Chris headed down to Primary's to find out what was going on. Once they got to Primary Children's and go settled in, they ran a couple more tests and confirmed what the doctors said at Ogden Regional. Weston has a heard defect called "Transposition of the Great Arteries" sounds technical, but it is exactly what it is called. His two main arteries, the Pulmonary and Aorta grew in the each others places; now they need to be switched to the right place. We have been told if we had to choose a heart defect, this is the one to have.

The last few days have been up and down. They have waited to perform surgery until this Friday. They want his little body to adjust to being in the world and not the womb. They also needed to get his oxygen levels at a good level for surgery. They have also put a balloon into one of the holes in his heart to help his blue blood and red blood go to the correct places so he has the right amount of oxygen throughout his body, brain and blood. As of today, Friday is the day for surgery. They will open his breast bone and put the arteries in the correct place. Once the surgery is complete, his little heart will swell. They will have to keep his breast bone open for a couple of days so it can heal. They will then close the breast bone and recovery will begin. Recovery could take a couple of days to weeks. It all depends on how his little body handles the surgery and eating.

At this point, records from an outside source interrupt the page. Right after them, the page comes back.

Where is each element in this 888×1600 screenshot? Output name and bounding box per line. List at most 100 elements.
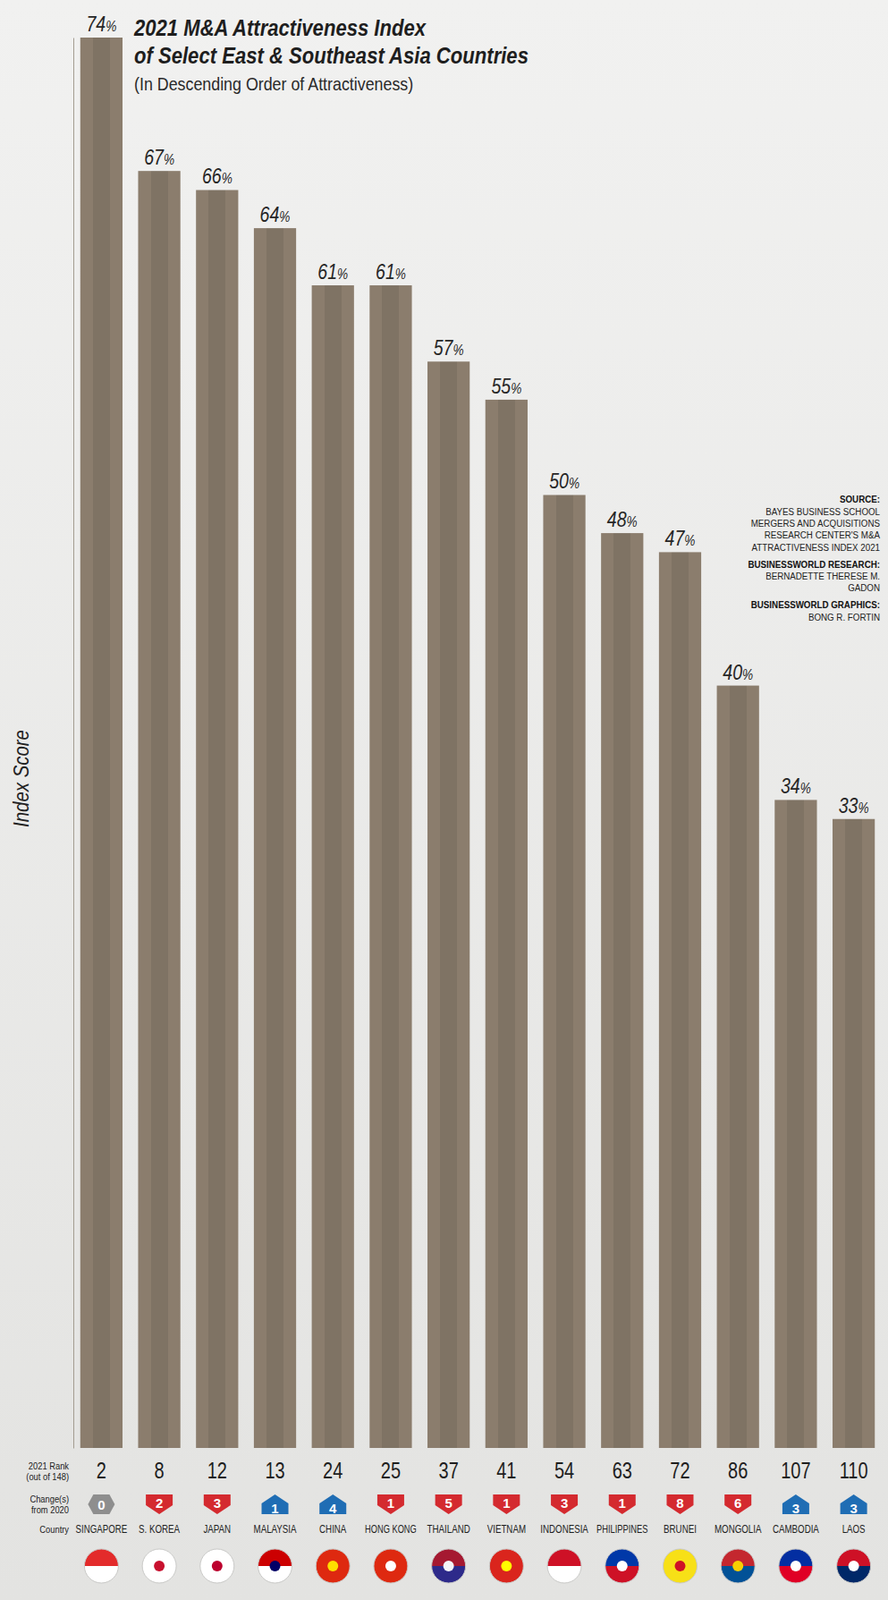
flag-rim <box>431 1548 466 1583</box>
x-tick: BRUNEI <box>663 1522 697 1535</box>
x-tick: JAPAN <box>202 1522 231 1535</box>
change-arrow <box>608 1494 636 1514</box>
change-marker: 8 <box>666 1494 694 1514</box>
x-tick-label: MONGOLIA <box>714 1522 762 1535</box>
y-axis-title: Index Score <box>8 729 34 828</box>
x-tick-label: THAILAND <box>427 1522 471 1535</box>
change-arrow <box>550 1494 578 1514</box>
change-marker: 2 <box>145 1494 173 1514</box>
change-label: 1 <box>502 1495 510 1511</box>
flag-part <box>790 1560 802 1572</box>
data-label: 61% <box>375 261 406 285</box>
data-label: 67% <box>143 146 175 170</box>
change-marker: 6 <box>724 1494 752 1514</box>
flag <box>141 1547 178 1584</box>
x-tick: SINGAPORE <box>76 1522 128 1535</box>
change-label: 3 <box>792 1500 800 1516</box>
flag-rim <box>373 1548 408 1583</box>
rank: 110 <box>839 1458 869 1484</box>
bar <box>485 399 528 1448</box>
x-tick-label: VIETNAM <box>487 1522 526 1535</box>
change-arrow <box>435 1494 463 1514</box>
change-label: 8 <box>676 1495 684 1511</box>
x-tick-label: MALAYSIA <box>253 1522 297 1535</box>
flag-part <box>83 1547 119 1566</box>
change-marker: 3 <box>203 1494 231 1514</box>
change-label: 1 <box>618 1495 626 1511</box>
flag-part <box>546 1565 583 1584</box>
x-tick-label: BRUNEI <box>663 1522 697 1535</box>
x-tick-label: S. KOREA <box>138 1522 180 1535</box>
data-label: 74% <box>85 13 117 37</box>
annotation-label: SOURCE: <box>839 492 880 505</box>
change-marker: 4 <box>319 1494 347 1516</box>
change-label: 0 <box>97 1496 105 1513</box>
rank: 63 <box>612 1458 633 1484</box>
flag <box>431 1547 467 1584</box>
bar <box>774 799 817 1448</box>
rank: 54 <box>554 1458 575 1484</box>
bar <box>137 170 180 1448</box>
rank: 12 <box>207 1458 228 1484</box>
rank: 2 <box>96 1458 107 1484</box>
change-arrow <box>145 1494 173 1514</box>
x-tick: LAOS <box>842 1522 866 1535</box>
flag-rim <box>837 1548 872 1583</box>
change-arrow <box>724 1494 752 1514</box>
rank: 37 <box>439 1458 459 1484</box>
rank: 41 <box>496 1458 516 1484</box>
x-tick: CHINA <box>319 1522 347 1535</box>
change-label: 1 <box>387 1495 395 1511</box>
flag-part <box>674 1560 686 1572</box>
data-label: 66% <box>202 165 233 189</box>
y-axis <box>73 38 75 1449</box>
rank: 25 <box>380 1458 401 1484</box>
data-label: 40% <box>722 660 753 685</box>
bar <box>195 189 238 1448</box>
x-tick-label: INDONESIA <box>540 1522 589 1535</box>
flag <box>604 1547 641 1584</box>
flag-part <box>327 1560 339 1572</box>
data-label: 48% <box>607 508 638 533</box>
flag-rim <box>489 1548 524 1583</box>
flag <box>661 1547 698 1584</box>
flag <box>719 1547 756 1584</box>
flag-rim <box>200 1548 235 1583</box>
change-arrow <box>492 1494 520 1514</box>
y-axis-line <box>73 38 75 1449</box>
data-label: 64% <box>260 203 291 228</box>
bar <box>832 819 875 1448</box>
change-label: 3 <box>849 1500 857 1516</box>
bar <box>659 551 702 1448</box>
flag-rim <box>720 1548 755 1583</box>
flag-part <box>83 1565 119 1584</box>
change-label: 4 <box>329 1500 338 1516</box>
change-marker: 3 <box>782 1494 810 1516</box>
change-arrow <box>666 1494 694 1514</box>
flag-part <box>443 1560 455 1572</box>
change-label: 3 <box>560 1495 568 1511</box>
bar <box>369 285 412 1448</box>
chart: 74%67%66%64%61%61%57%55%50%48%47%40%34%3… <box>0 0 888 1600</box>
background <box>0 0 888 1600</box>
x-tick-label: SINGAPORE <box>76 1522 128 1535</box>
data-label: 50% <box>549 470 580 494</box>
flag <box>546 1547 583 1584</box>
x-tick: INDONESIA <box>540 1522 589 1535</box>
x-tick: MALAYSIA <box>253 1522 297 1535</box>
bar <box>80 37 123 1448</box>
row-label: Country <box>39 1523 70 1535</box>
x-tick: VIETNAM <box>487 1522 526 1535</box>
flag <box>836 1547 872 1584</box>
annotation-text: BONG R. FORTIN <box>808 610 880 623</box>
x-tick-label: CHINA <box>319 1522 347 1535</box>
flag-rim <box>605 1548 640 1583</box>
flag <box>372 1547 409 1584</box>
flag <box>488 1547 525 1584</box>
x-tick: CAMBODIA <box>772 1522 820 1535</box>
rank: 107 <box>780 1458 811 1484</box>
bar <box>717 685 760 1448</box>
title: 2021 M&A Attractiveness Indexof Select E… <box>133 14 529 68</box>
data-label: 55% <box>490 374 522 398</box>
change-label: 5 <box>444 1495 452 1511</box>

Chris & I cannot express how much it means to us that everyone has been there for us. The prayers, comments and so forth have been amazing. Chris & I are a mixed faith and Weston has the opportunity to have God in his life in so many ways. We have had Catholic prayers and blessing, LDS prayers and blessing and nondenominational prayers and blessing. Please continue to help us by praying that he will be healthy!! We Thank You for everything and we know there is no way to repay you. We will pay it forward by helping in the future and supporting where we need to. Thank you!!!

Weston's current home and bed. If you look close, you will see a picture of his 4-legged siblings. His teddy bear has a heart beat to comfort him.

Our little Weston!! Isn't he cute?!?!?! We love him a ton and we are so Thankful for the miracle we were given. We know that God is on or side and is going to help.

Thank you for all the love and support once again!! Much love to everyone!!